Climate data for Stambaugh 2SSE, Michigan (1991–2020 normals, extremes 1896–present)
| Month | Jan | Feb | Mar | Apr | May | Jun | Jul | Aug | Sep | Oct | Nov | Dec | Year |
| Record high °F (°C) | 55 (13) | 64 (18) | 83 (28) | 92 (33) | 100 (38) | 98 (37) | 103 (39) | 100 (38) | 96 (36) | 88 (31) | 75 (24) | 59 (15) | 103 (39) |
| Mean daily maximum °F (°C) | 21.2 (−6.0) | 25.5 (−3.6) | 36.8 (2.7) | 49.7 (9.8) | 64.1 (17.8) | 73.3 (22.9) | 77.0 (25.0) | 75.0 (23.9) | 67.3 (19.6) | 53.2 (11.8) | 37.9 (3.3) | 26.3 (−3.2) | 50.6 (10.3) |
| Daily mean °F (°C) | 10.7 (−11.8) | 12.8 (−10.7) | 23.1 (−4.9) | 36.9 (2.7) | 50.6 (10.3) | 60.1 (15.6) | 63.7 (17.6) | 61.5 (16.4) | 54.0 (12.2) | 41.8 (5.4) | 29.2 (−1.6) | 17.4 (−8.1) | 38.5 (3.6) |
| Mean daily minimum °F (°C) | 0.3 (−17.6) | 0.1 (−17.7) | 9.4 (−12.6) | 24.1 (−4.4) | 37.2 (2.9) | 46.8 (8.2) | 50.4 (10.2) | 47.9 (8.8) | 40.8 (4.9) | 30.5 (−0.8) | 20.5 (−6.4) | 8.5 (−13.1) | 26.4 (−3.1) |
| Record low °F (°C) | −43 (−42) | −47 (−44) | −33 (−36) | −12 (−24) | 10 (−12) | 23 (−5) | 27 (−3) | 26 (−3) | 15 (−9) | 2 (−17) | −17 (−27) | −41 (−41) | −47 (−44) |
| Average precipitation inches (mm) | 1.09 (28) | 0.96 (24) | 1.49 (38) | 2.55 (65) | 3.17 (81) | 4.00 (102) | 4.15 (105) | 3.10 (79) | 3.48 (88) | 3.32 (84) | 1.76 (45) | 1.46 (37) | 30.53 (775) |
| Average snowfall inches (cm) | 14.6 (37) | 12.5 (32) | 8.7 (22) | 7.4 (19) | 0.3 (0.76) | 0.0 (0.0) | 0.0 (0.0) | 0.0 (0.0) | 0.0 (0.0) | 2.1 (5.3) | 8.2 (21) | 13.6 (35) | 67.4 (171) |
| Average precipitation days (≥ 0.01 in) | 9.9 | 7.4 | 8.2 | 10.6 | 12.0 | 12.1 | 12.4 | 11.1 | 13.1 | 13.2 | 10.9 | 10.6 | 131.5 |
| Average snowy days (≥ 0.1 in) | 9.5 | 6.8 | 5.8 | 2.7 | 0.3 | 0.0 | 0.0 | 0.0 | 0.0 | 1.2 | 5.6 | 8.2 | 40.1 |
Source: NOAA

=== Communities ===
- Stambaugh was a city adjacent to the township that merged into the city of Iron River effective July 1, 2000. The area of the former city of Stambaugh was incorporated from land within the township.

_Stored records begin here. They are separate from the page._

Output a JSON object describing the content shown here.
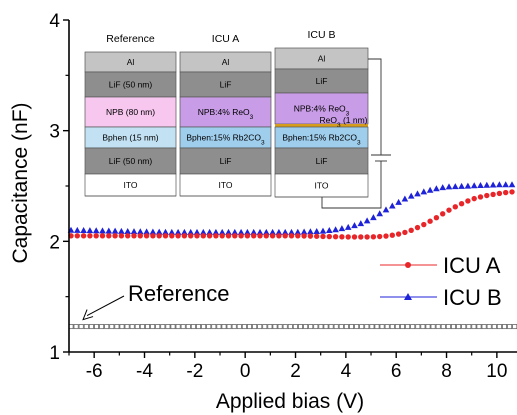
{
  "chart_data": {
    "type": "scatter",
    "xlabel": "Applied bias (V)",
    "ylabel": "Capacitance (nF)",
    "xlim": [
      -7,
      10.8
    ],
    "ylim": [
      1,
      4
    ],
    "xticks": [
      "-6",
      "-4",
      "-2",
      "0",
      "2",
      "4",
      "6",
      "8",
      "10"
    ],
    "yticks": [
      "1",
      "2",
      "3",
      "4"
    ],
    "grid": false,
    "legend": "right",
    "series": [
      {
        "name": "ICU A",
        "color": "#e8262a",
        "marker": "circle",
        "points": [
          [
            -7,
            2.05
          ],
          [
            -6,
            2.05
          ],
          [
            -5,
            2.05
          ],
          [
            -4,
            2.05
          ],
          [
            -3,
            2.05
          ],
          [
            -2,
            2.05
          ],
          [
            -1,
            2.05
          ],
          [
            0,
            2.05
          ],
          [
            1,
            2.05
          ],
          [
            2,
            2.05
          ],
          [
            3,
            2.045
          ],
          [
            4,
            2.04
          ],
          [
            5,
            2.04
          ],
          [
            5.5,
            2.045
          ],
          [
            6,
            2.06
          ],
          [
            6.5,
            2.09
          ],
          [
            7,
            2.14
          ],
          [
            7.5,
            2.2
          ],
          [
            8,
            2.27
          ],
          [
            8.5,
            2.33
          ],
          [
            9,
            2.38
          ],
          [
            9.5,
            2.41
          ],
          [
            10,
            2.43
          ],
          [
            10.5,
            2.445
          ],
          [
            10.8,
            2.45
          ]
        ]
      },
      {
        "name": "ICU B",
        "color": "#1e22d8",
        "marker": "triangle",
        "points": [
          [
            -7,
            2.1
          ],
          [
            -6,
            2.095
          ],
          [
            -5,
            2.09
          ],
          [
            -4,
            2.085
          ],
          [
            -3,
            2.08
          ],
          [
            -2,
            2.08
          ],
          [
            -1,
            2.08
          ],
          [
            0,
            2.08
          ],
          [
            1,
            2.08
          ],
          [
            2,
            2.08
          ],
          [
            3,
            2.09
          ],
          [
            3.5,
            2.1
          ],
          [
            4,
            2.12
          ],
          [
            4.5,
            2.15
          ],
          [
            5,
            2.2
          ],
          [
            5.5,
            2.27
          ],
          [
            6,
            2.34
          ],
          [
            6.5,
            2.4
          ],
          [
            7,
            2.44
          ],
          [
            7.5,
            2.47
          ],
          [
            8,
            2.49
          ],
          [
            9,
            2.5
          ],
          [
            10,
            2.51
          ],
          [
            10.8,
            2.51
          ]
        ]
      },
      {
        "name": "Reference",
        "color": "#666666",
        "marker": "open-square",
        "points": [
          [
            -7,
            1.23
          ],
          [
            10.8,
            1.23
          ]
        ]
      }
    ],
    "annotations": [
      {
        "text": "Reference",
        "points_to": [
          -6.6,
          1.23
        ]
      }
    ],
    "inset": {
      "stacks": [
        {
          "title": "Reference",
          "layers": [
            "Al",
            "LiF (50 nm)",
            "NPB (80 nm)",
            "Bphen (15 nm)",
            "LiF (50 nm)",
            "ITO"
          ]
        },
        {
          "title": "ICU A",
          "layers": [
            "Al",
            "LiF",
            "NPB:4% ReO3",
            "Bphen:15% Rb2CO3",
            "LiF",
            "ITO"
          ]
        },
        {
          "title": "ICU B",
          "layers": [
            "Al",
            "LiF",
            "NPB:4% ReO3",
            "ReO3 (1 nm)",
            "Bphen:15% Rb2CO3",
            "LiF",
            "ITO"
          ]
        }
      ],
      "colors": {
        "al": "#c4c4c4",
        "lif": "#8e8e8e",
        "npb": "#f7c7ef",
        "npb_doped": "#c89ce6",
        "bphen": "#c2e2f3",
        "bphen_doped": "#9fcdec",
        "reo3": "#d69d1c",
        "ito": "#ffffff"
      }
    }
  }
}
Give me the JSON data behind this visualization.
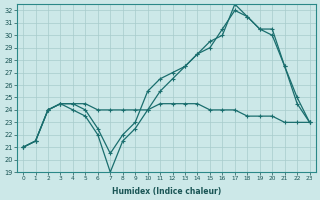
{
  "xlabel": "Humidex (Indice chaleur)",
  "ylabel": "",
  "xlim": [
    -0.5,
    23.5
  ],
  "ylim": [
    19,
    32.5
  ],
  "yticks": [
    19,
    20,
    21,
    22,
    23,
    24,
    25,
    26,
    27,
    28,
    29,
    30,
    31,
    32
  ],
  "xticks": [
    0,
    1,
    2,
    3,
    4,
    5,
    6,
    7,
    8,
    9,
    10,
    11,
    12,
    13,
    14,
    15,
    16,
    17,
    18,
    19,
    20,
    21,
    22,
    23
  ],
  "bg_color": "#cce8e8",
  "grid_color": "#a8cccc",
  "line_color": "#1a6e6e",
  "line1_x": [
    0,
    1,
    2,
    3,
    4,
    5,
    6,
    7,
    8,
    9,
    10,
    11,
    12,
    13,
    14,
    15,
    16,
    17,
    18,
    19,
    20,
    21,
    22,
    23
  ],
  "line1_y": [
    21.0,
    21.5,
    24.0,
    24.5,
    24.5,
    24.0,
    22.5,
    20.5,
    22.0,
    23.0,
    25.5,
    26.5,
    27.0,
    27.5,
    28.5,
    29.0,
    30.5,
    32.0,
    31.5,
    30.5,
    30.5,
    27.5,
    25.0,
    23.0
  ],
  "line2_x": [
    0,
    1,
    2,
    3,
    4,
    5,
    6,
    7,
    8,
    9,
    10,
    11,
    12,
    13,
    14,
    15,
    16,
    17,
    18,
    19,
    20,
    21,
    22,
    23
  ],
  "line2_y": [
    21.0,
    21.5,
    24.0,
    24.5,
    24.0,
    23.5,
    22.0,
    19.0,
    21.5,
    22.5,
    24.0,
    25.5,
    26.5,
    27.5,
    28.5,
    29.5,
    30.0,
    32.5,
    31.5,
    30.5,
    30.0,
    27.5,
    24.5,
    23.0
  ],
  "line3_x": [
    0,
    1,
    2,
    3,
    4,
    5,
    6,
    7,
    8,
    9,
    10,
    11,
    12,
    13,
    14,
    15,
    16,
    17,
    18,
    19,
    20,
    21,
    22,
    23
  ],
  "line3_y": [
    21.0,
    21.5,
    24.0,
    24.5,
    24.5,
    24.5,
    24.0,
    24.0,
    24.0,
    24.0,
    24.0,
    24.5,
    24.5,
    24.5,
    24.5,
    24.0,
    24.0,
    24.0,
    23.5,
    23.5,
    23.5,
    23.0,
    23.0,
    23.0
  ]
}
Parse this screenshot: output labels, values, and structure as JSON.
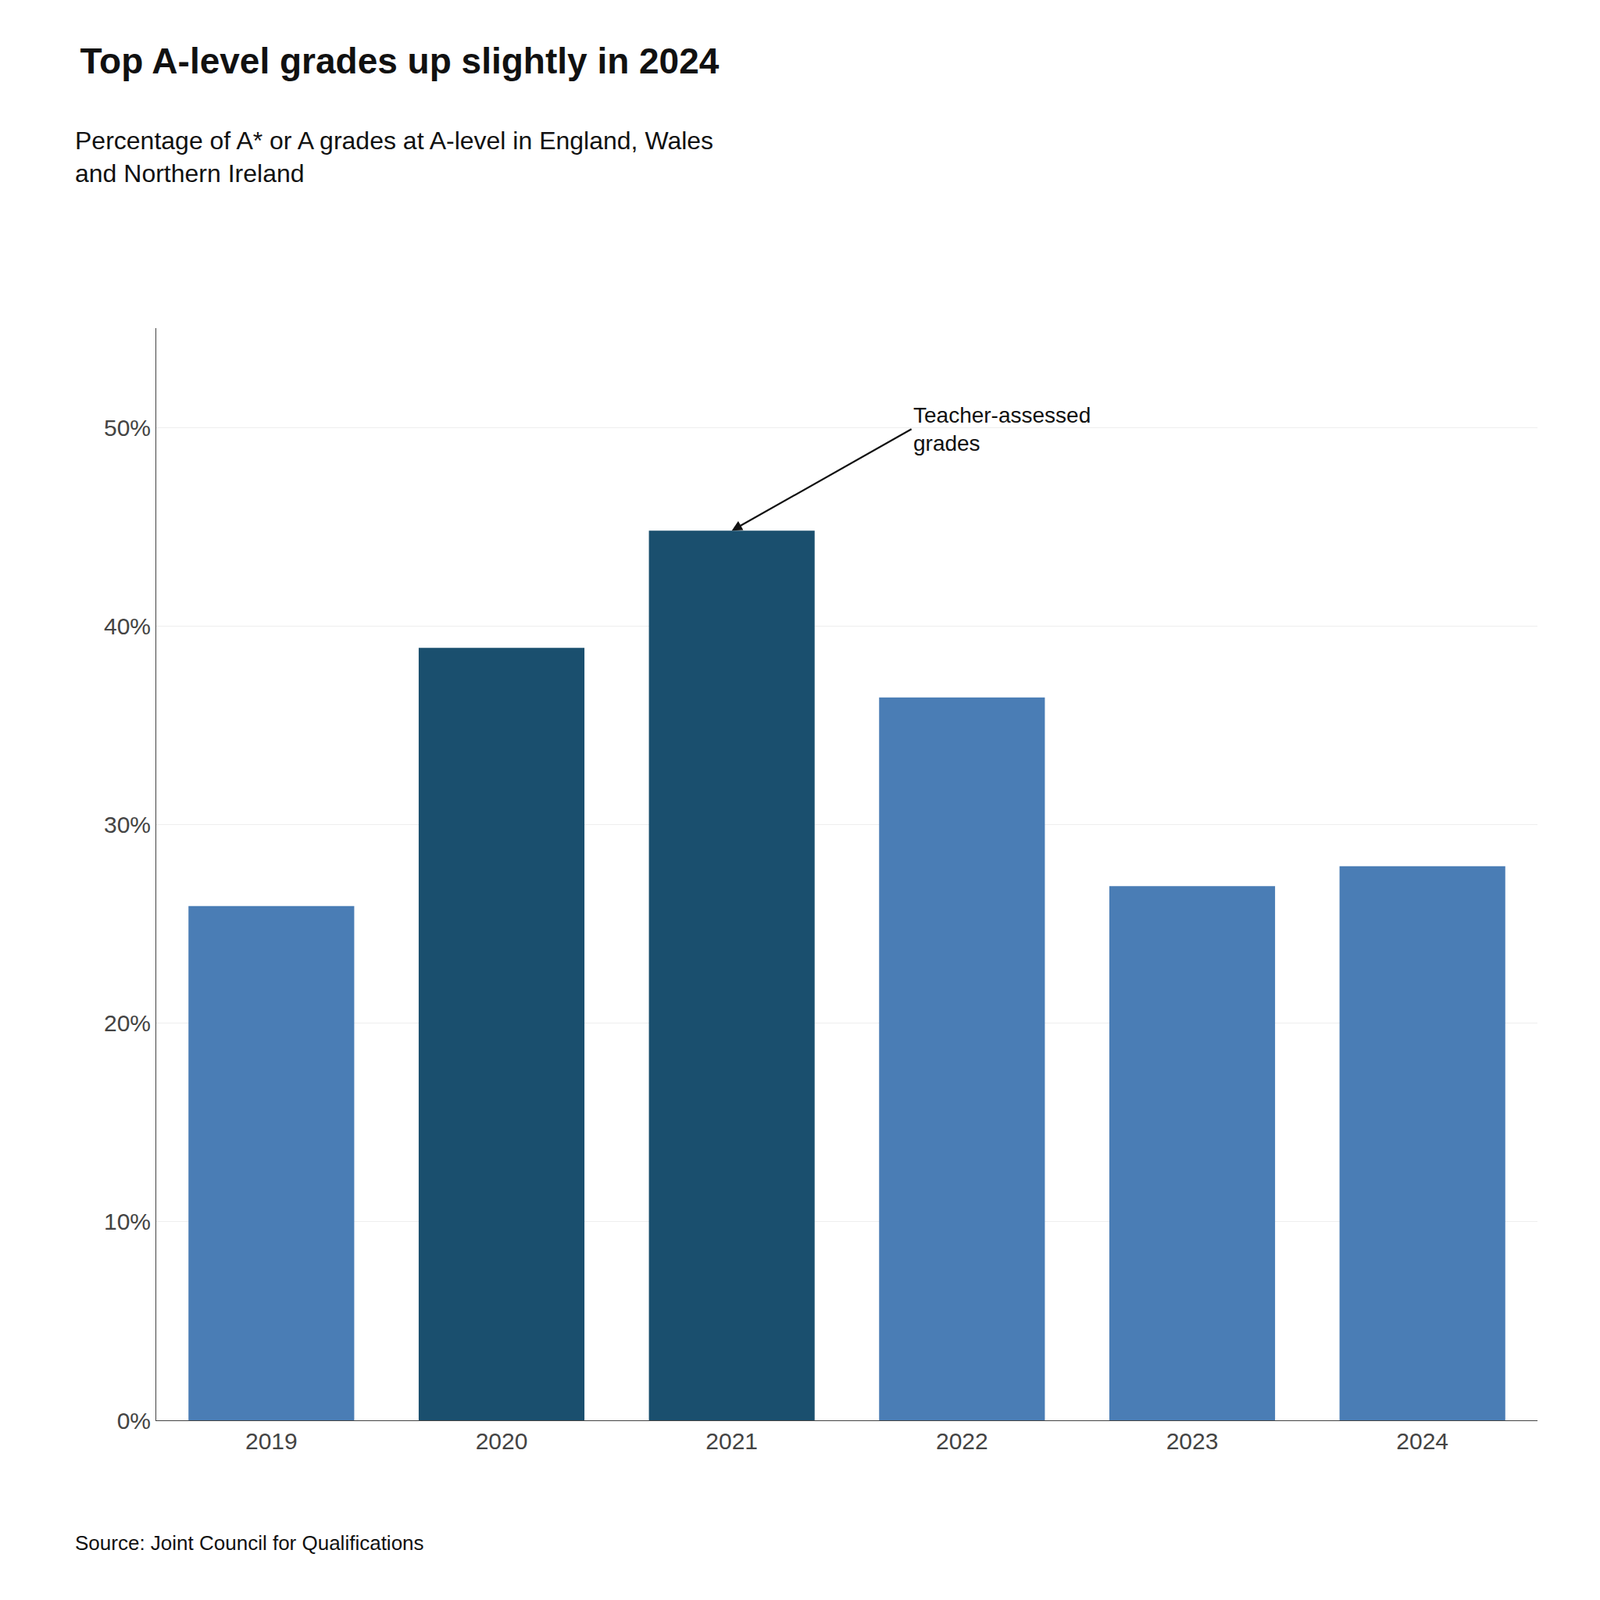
{
  "chart_data": {
    "type": "bar",
    "title": "Top A-level grades up slightly in 2024",
    "subtitle": "Percentage of A* or A grades at A-level in England, Wales\nand Northern Ireland",
    "categories": [
      "2019",
      "2020",
      "2021",
      "2022",
      "2023",
      "2024"
    ],
    "values": [
      25.9,
      38.9,
      44.8,
      36.4,
      26.9,
      27.9
    ],
    "colors": [
      "#4a7db5",
      "#1a4f6e",
      "#1a4f6e",
      "#4a7db5",
      "#4a7db5",
      "#4a7db5"
    ],
    "ylim": [
      0,
      55
    ],
    "yticks": [
      {
        "value": 0,
        "label": "0%"
      },
      {
        "value": 10,
        "label": "10%"
      },
      {
        "value": 20,
        "label": "20%"
      },
      {
        "value": 30,
        "label": "30%"
      },
      {
        "value": 40,
        "label": "40%"
      },
      {
        "value": 50,
        "label": "50%"
      }
    ],
    "grid": true,
    "annotations": [
      {
        "text": "Teacher-assessed\ngrades",
        "x": "2021"
      }
    ],
    "source": "Source: Joint Council for Qualifications"
  }
}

- Caspian is a city within the township, but is administratively autonomous.
- Gaastra is a city within the township, but is administratively autonomous.
- Elmwood, also known as Elmwood Siding, is an unincorporated community in the township at . In 1887, it was a depot on the Chicago and North Western Transportation Company named "Paint River", after the nearby stream. A post office named Paint River was established on November 15, 1887. The spelling of the post office name changed to "Paintriver" on February 8, 1895 and was closed on July 31, 1901. The railroad station had been renamed Elmwood by 1898.